The history of Buddhism in China is closely linked to eastern Turkestan. From the 2nd century BC, as the Silk Road began to operate, Buddhist monks began to visit East Turkestan and preach their teachings there. They began to build temples and build numerous cave monasteries, the most famous being the Mogao Caves near Dunhuang.
Turpan, like other cities in East Turkestan, was one of the main centers of Buddhism in China. There are numerous ruins of ancient temples and Buddhist monasteries preserved especially in the famous ‘dead’ city Gaochang. However, the most important Buddhist shrine in Turpan is still the Bezeklik Caves – the famous cave monastery located in the mountains 45 km from Turpan on the slopes of the Flaming Mountains.
Unfortunately, the place has experienced waves of looting, destruction, and exploitation. Today, 57 caves are still preserved, all numbered, containing fragments of frescoes from the 6th to the 14th centuries, each depicting various Buddhist themes.
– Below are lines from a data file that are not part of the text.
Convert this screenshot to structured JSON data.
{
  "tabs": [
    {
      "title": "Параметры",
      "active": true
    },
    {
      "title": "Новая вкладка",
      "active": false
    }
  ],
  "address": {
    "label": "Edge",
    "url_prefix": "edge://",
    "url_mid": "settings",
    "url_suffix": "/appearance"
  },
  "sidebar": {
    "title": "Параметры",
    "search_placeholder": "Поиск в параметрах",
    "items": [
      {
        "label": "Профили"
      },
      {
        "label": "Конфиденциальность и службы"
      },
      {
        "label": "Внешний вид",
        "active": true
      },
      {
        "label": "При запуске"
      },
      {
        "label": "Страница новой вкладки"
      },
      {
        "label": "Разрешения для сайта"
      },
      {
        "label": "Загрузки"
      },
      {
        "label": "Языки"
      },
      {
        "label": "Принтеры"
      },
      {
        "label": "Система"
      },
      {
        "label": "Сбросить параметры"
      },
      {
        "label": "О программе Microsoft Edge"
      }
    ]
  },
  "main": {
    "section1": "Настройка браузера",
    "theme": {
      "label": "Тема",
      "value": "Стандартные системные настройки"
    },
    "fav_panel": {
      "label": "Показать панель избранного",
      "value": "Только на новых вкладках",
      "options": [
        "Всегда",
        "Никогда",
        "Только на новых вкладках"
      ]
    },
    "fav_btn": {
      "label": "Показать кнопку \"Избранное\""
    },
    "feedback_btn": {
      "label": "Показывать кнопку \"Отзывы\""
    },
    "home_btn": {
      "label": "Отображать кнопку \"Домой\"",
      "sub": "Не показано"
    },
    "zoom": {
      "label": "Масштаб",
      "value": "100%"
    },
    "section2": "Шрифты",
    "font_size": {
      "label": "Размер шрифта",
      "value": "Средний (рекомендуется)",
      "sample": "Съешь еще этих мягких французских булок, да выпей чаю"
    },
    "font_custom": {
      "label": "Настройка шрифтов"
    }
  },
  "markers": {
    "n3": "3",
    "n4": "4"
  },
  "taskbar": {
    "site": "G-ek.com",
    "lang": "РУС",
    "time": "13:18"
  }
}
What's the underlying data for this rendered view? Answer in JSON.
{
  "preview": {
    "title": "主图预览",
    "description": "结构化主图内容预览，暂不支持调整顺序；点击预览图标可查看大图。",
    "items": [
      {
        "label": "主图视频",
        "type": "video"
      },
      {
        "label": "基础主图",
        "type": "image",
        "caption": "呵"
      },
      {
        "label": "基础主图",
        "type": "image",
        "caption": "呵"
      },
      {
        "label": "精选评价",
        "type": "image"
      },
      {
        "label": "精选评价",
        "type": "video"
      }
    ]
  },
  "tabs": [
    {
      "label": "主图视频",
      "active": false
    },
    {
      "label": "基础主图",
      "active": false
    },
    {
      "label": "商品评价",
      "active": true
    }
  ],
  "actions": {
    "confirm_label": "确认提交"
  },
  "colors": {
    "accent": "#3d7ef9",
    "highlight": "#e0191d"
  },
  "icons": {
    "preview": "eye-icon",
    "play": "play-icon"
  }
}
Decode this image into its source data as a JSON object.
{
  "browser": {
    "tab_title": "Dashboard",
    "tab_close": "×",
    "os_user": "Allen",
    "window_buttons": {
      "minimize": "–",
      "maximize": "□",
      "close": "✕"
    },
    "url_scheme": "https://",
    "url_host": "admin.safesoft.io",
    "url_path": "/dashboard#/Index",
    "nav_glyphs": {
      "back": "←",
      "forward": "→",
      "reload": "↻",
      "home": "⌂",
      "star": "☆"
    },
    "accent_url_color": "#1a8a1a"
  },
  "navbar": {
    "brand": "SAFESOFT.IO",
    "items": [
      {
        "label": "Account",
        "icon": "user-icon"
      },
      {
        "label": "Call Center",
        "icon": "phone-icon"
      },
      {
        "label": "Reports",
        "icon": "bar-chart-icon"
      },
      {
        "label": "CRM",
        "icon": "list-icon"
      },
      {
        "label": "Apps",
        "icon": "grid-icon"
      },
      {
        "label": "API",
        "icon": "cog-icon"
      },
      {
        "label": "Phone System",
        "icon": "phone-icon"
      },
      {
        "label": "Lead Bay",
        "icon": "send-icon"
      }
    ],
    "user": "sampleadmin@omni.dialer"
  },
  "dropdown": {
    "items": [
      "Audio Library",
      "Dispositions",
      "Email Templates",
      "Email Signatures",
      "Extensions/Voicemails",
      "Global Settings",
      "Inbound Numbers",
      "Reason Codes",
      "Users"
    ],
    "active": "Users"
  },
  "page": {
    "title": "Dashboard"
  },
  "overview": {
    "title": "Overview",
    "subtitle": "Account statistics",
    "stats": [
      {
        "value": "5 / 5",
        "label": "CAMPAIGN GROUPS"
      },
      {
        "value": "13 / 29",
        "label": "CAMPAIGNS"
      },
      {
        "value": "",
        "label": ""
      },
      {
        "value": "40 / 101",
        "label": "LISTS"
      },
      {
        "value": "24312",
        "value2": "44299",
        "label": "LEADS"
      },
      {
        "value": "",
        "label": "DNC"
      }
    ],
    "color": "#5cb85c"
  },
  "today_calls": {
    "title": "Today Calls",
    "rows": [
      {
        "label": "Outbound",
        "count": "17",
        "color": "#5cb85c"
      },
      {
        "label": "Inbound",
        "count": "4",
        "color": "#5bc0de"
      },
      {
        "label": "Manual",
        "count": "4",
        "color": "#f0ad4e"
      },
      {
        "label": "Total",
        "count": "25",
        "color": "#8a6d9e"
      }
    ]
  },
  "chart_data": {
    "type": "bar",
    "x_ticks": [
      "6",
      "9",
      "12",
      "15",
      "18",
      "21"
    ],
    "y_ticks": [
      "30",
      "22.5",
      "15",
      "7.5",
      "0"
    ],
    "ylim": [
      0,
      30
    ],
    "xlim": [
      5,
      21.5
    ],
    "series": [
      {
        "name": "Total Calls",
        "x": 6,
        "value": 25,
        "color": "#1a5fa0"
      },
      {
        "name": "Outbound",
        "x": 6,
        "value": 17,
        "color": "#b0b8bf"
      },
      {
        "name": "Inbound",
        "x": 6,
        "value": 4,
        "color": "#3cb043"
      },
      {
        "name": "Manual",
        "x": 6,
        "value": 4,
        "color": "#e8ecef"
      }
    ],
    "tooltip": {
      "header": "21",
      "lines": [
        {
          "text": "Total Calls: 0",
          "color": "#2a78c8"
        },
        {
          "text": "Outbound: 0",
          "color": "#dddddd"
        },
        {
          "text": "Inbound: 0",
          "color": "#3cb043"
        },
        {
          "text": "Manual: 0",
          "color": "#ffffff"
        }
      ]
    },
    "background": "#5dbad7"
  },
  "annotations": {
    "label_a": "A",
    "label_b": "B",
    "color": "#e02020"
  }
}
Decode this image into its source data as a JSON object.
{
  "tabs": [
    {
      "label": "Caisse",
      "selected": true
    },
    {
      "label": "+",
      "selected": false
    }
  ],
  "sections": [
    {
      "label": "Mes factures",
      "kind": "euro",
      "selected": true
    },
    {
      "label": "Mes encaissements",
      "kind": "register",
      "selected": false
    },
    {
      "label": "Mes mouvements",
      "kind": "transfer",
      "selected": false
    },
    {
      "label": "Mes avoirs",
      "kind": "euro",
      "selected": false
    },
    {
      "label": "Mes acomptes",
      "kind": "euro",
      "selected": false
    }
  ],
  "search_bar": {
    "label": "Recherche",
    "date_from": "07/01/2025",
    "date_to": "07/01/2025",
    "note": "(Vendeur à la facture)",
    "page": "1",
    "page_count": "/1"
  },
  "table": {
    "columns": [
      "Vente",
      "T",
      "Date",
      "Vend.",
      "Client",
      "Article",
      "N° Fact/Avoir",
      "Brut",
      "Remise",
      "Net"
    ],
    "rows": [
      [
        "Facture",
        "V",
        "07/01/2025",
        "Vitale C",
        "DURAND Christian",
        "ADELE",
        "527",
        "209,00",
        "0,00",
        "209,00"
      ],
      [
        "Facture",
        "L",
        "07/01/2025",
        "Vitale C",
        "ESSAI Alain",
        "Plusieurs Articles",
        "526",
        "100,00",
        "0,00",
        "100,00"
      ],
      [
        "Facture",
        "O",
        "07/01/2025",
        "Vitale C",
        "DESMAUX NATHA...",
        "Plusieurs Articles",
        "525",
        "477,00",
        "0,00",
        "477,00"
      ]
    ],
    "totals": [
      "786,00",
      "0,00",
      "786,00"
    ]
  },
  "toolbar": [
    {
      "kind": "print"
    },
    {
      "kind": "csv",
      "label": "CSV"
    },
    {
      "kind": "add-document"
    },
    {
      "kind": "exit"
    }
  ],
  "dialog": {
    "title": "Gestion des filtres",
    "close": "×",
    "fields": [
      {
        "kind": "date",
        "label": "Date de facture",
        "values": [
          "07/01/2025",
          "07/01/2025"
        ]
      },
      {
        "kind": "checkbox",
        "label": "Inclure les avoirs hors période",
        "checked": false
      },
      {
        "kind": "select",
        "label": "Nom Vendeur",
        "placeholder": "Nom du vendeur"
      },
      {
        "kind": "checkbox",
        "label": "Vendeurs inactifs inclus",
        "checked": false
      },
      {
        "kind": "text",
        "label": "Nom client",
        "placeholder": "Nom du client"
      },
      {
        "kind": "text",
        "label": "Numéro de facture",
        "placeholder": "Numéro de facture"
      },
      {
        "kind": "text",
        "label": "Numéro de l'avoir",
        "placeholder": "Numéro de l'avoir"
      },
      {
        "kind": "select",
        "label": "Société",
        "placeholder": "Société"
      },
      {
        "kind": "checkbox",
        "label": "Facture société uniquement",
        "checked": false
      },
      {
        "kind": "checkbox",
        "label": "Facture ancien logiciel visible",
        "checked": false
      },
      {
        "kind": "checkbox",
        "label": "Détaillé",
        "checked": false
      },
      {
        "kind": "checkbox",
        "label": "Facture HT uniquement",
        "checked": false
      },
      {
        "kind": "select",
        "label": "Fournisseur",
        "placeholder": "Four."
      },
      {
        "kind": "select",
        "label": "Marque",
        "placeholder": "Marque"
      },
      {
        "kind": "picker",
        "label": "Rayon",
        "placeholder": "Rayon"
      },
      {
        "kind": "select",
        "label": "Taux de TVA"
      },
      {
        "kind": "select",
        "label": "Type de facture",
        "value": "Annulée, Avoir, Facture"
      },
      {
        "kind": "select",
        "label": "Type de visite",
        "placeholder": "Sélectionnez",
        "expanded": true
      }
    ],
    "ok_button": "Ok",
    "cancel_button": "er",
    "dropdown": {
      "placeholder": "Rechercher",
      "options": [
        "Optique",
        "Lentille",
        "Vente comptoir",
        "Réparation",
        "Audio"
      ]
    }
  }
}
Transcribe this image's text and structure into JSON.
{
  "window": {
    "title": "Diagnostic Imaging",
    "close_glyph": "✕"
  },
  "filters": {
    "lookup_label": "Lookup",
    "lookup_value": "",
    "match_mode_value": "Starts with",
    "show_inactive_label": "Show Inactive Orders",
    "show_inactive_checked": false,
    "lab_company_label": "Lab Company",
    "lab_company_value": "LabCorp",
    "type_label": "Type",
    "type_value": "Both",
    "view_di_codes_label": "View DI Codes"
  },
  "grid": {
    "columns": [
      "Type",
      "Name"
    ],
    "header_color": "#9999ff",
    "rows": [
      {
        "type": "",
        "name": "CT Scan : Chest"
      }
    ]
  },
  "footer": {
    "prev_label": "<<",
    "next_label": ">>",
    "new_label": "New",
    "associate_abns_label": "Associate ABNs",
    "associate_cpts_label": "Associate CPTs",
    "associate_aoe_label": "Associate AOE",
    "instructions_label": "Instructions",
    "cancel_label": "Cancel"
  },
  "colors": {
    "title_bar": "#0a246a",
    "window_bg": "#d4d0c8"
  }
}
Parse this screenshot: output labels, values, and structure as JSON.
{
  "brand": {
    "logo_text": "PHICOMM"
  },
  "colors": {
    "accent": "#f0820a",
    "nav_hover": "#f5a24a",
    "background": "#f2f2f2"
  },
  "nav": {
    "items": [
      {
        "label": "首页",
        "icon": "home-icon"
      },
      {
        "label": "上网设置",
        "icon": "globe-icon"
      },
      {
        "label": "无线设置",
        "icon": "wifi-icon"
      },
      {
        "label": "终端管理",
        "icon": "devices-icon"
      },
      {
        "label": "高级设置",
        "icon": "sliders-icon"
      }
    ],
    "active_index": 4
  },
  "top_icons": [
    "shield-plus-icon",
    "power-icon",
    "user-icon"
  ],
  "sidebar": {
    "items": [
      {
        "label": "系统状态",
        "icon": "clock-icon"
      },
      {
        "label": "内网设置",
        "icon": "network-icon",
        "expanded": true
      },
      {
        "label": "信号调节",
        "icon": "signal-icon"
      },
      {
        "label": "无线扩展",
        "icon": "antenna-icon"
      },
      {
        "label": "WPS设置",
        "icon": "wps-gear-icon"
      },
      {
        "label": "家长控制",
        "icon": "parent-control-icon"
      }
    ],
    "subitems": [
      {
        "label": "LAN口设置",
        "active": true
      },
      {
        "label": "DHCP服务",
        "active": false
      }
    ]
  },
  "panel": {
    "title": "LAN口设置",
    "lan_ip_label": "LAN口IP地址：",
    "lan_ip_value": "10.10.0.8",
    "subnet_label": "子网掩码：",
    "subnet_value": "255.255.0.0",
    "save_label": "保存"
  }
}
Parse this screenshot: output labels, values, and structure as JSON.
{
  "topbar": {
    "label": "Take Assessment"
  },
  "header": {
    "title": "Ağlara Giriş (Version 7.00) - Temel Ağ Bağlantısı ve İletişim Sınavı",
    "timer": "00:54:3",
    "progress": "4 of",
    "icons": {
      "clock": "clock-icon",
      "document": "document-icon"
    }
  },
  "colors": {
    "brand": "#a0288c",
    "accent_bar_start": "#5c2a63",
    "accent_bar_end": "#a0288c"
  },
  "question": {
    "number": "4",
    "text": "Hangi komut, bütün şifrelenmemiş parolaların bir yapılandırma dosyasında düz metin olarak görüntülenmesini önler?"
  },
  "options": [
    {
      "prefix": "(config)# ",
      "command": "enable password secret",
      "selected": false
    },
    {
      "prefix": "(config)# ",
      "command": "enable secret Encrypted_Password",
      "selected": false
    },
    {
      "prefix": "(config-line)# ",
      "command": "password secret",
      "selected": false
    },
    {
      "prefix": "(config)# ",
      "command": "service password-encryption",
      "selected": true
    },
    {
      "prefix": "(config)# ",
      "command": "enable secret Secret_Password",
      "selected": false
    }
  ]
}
The explanatory inscriptions are almost all in Chinese and Uighur. This suggests that at that time the cultures of China and Uygur complemented and influenced each other.
All caves are surrounded by large terraces. They offer a magnificent view of the Flaming Mountains and the Mutou Valley, which is located at their feet. The Bezeklik Caves are a vivid testimony to the history of Buddhism in Turpan and in China.